Thanks for the report!


----------



## Captain Dave (Jul 19, 2006)

Nice report and pics.. Dig the handle on the reel..


----------



## Muddy (Dec 25, 2007)

Love those flounder.


----------



## Redfishr (Jul 26, 2004)

Sweet string.......


----------



## boashna (May 28, 2004)

good job .


----------



## Alex258 (May 27, 2006)

Nice flatfish.


----------



## jhfishersofmen (Apr 14, 2006)

*Report*

Thanks for the report and that is a nice pic of the flounders. It is good to hear reports around the freeport area. BTW..... were you in the old or new river?


----------



## Capt. Dustin Lee (Jan 16, 2006)

Way to go dc1502 ! ! ! If this is who I think it is then give me a call sometime. You got my#.

Capt. Dustin Lee
Fish'N Addiction Guide Service
[email protected]
www.TexasBigFish.com

Team Brown Lures
Team Mosca Boats
Team Kubala Kustom Rods
Team Midcoastproducts.com


----------



## CAPT JB (Jun 6, 2006)

Dang it give up the fishing HOLES again, Just playing great report.


----------



## Dani California (Jul 20, 2006)

Captain Dave said:


> Nice report and pics.. Dig the handle on the reel..


Walmart for 4.95 a pair.

Biggie:biggrin:


----------



## rvj (May 14, 2006)

very nice catch.......


----------



## bayourat (Jan 7, 2005)

He probably just pulled those from the freezer....


----------



## dc1502 (May 25, 2006)

bayourat said:


> He probably just pulled those from the freezer....

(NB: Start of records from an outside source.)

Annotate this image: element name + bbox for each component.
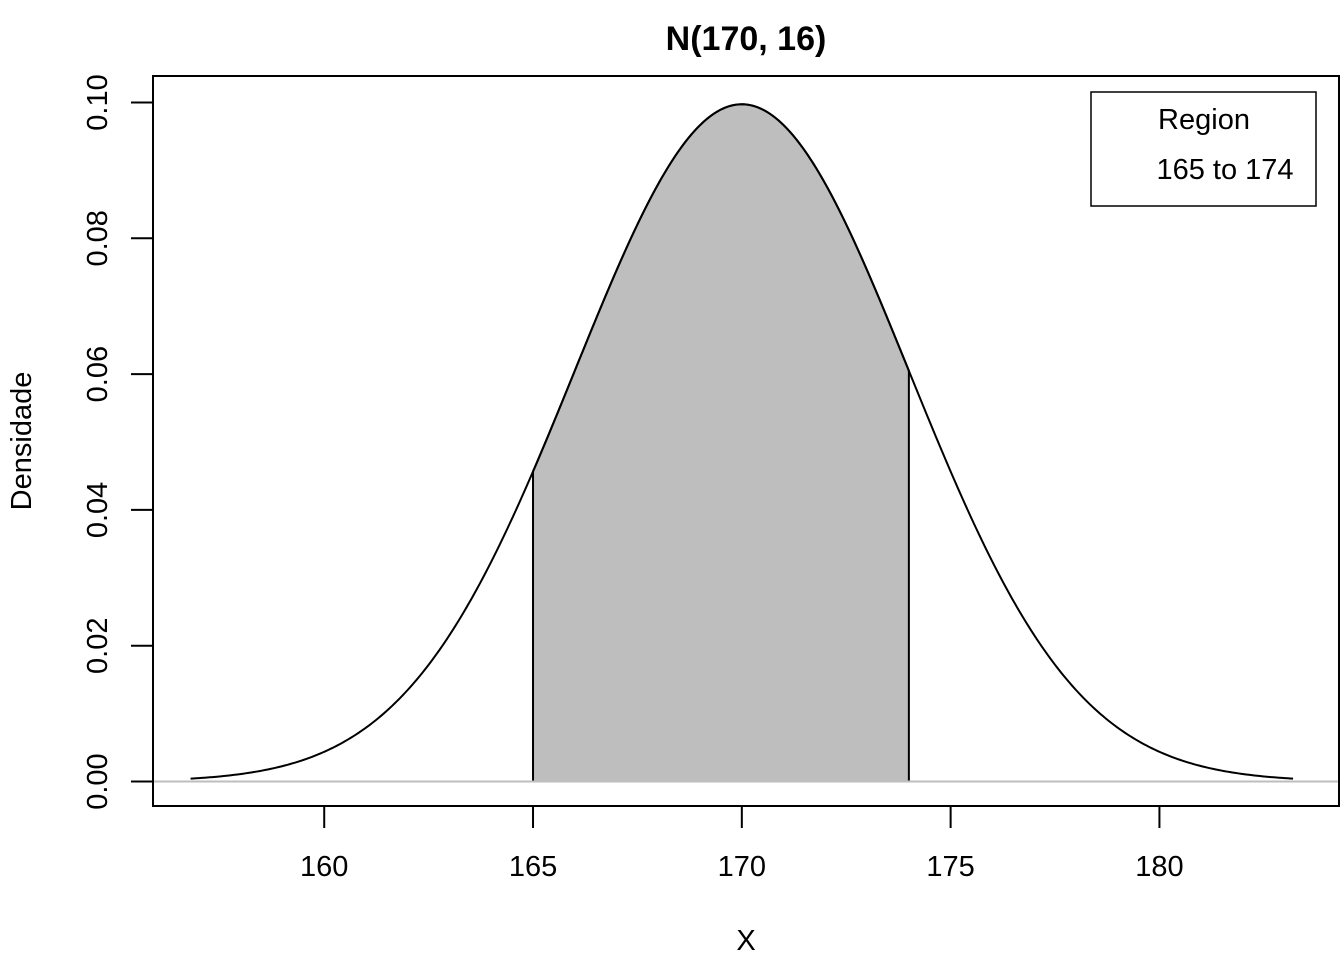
y-tick-label: 0.04	[82, 482, 114, 538]
y-axis-label: Densidade	[6, 372, 38, 511]
legend: Region 165 to 174	[1090, 91, 1317, 207]
chart-title: N(170, 16)	[666, 20, 827, 58]
density-curve	[190, 103, 1294, 780]
x-axis-label: X	[736, 925, 755, 957]
y-tick-label: 0.08	[82, 210, 114, 266]
legend-box	[1090, 91, 1317, 207]
y-tick-label: 0.10	[82, 74, 114, 130]
axes: 160 165 170 175 180 0.00 0.02 0.04 0.06 0.08 0.10	[82, 74, 1340, 883]
x-tick-label: 175	[926, 851, 974, 883]
plot-area	[153, 103, 1339, 783]
y-tick-label: 0.06	[82, 346, 114, 402]
x-tick-label: 165	[509, 851, 557, 883]
shaded-region	[532, 103, 910, 783]
y-tick-label: 0.02	[82, 618, 114, 674]
legend-entry: 165 to 174	[1156, 154, 1293, 186]
x-tick-label: 160	[300, 851, 348, 883]
x-tick-label: 180	[1135, 851, 1183, 883]
x-tick-label: 170	[718, 851, 766, 883]
y-tick-label: 0.00	[82, 753, 114, 809]
legend-title: Region	[1158, 104, 1250, 136]
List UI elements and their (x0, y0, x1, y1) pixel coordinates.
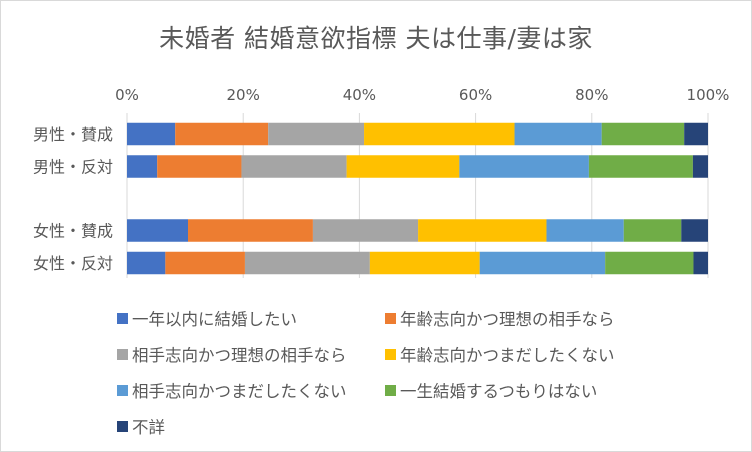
bar-segment (127, 251, 166, 275)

Hey now i ran out of flounder in the freezer last august.......................lol . I gotta stock back up!!!! That spring run should be good if we dodge the rain this year.


----------



## bigmark (Jun 28, 2006)

Good advertisement for Texas Rod Works!


----------



## bayourat (Jan 7, 2005)

bigmark said:


> Good advertisement for Texas Rod Works!


Yea i'm still waiting on my rod....


----------



## dc1502 (May 25, 2006)

bayourat said:


> Yea i'm still waiting on my rod....


All you gotta do is call ...................................................D


----------



## DuckDigler (Jan 3, 2008)

That's the eats right there!


----------



## galbayfisher (May 28, 2004)

Size?


----------



## C BISHOP (Dec 4, 2007)

*NICE ROD*


----------



## dc1502 (May 25, 2006)

galbayfisher said:


> Size?


sorry. smallest 16" biggest 21" ...................D


----------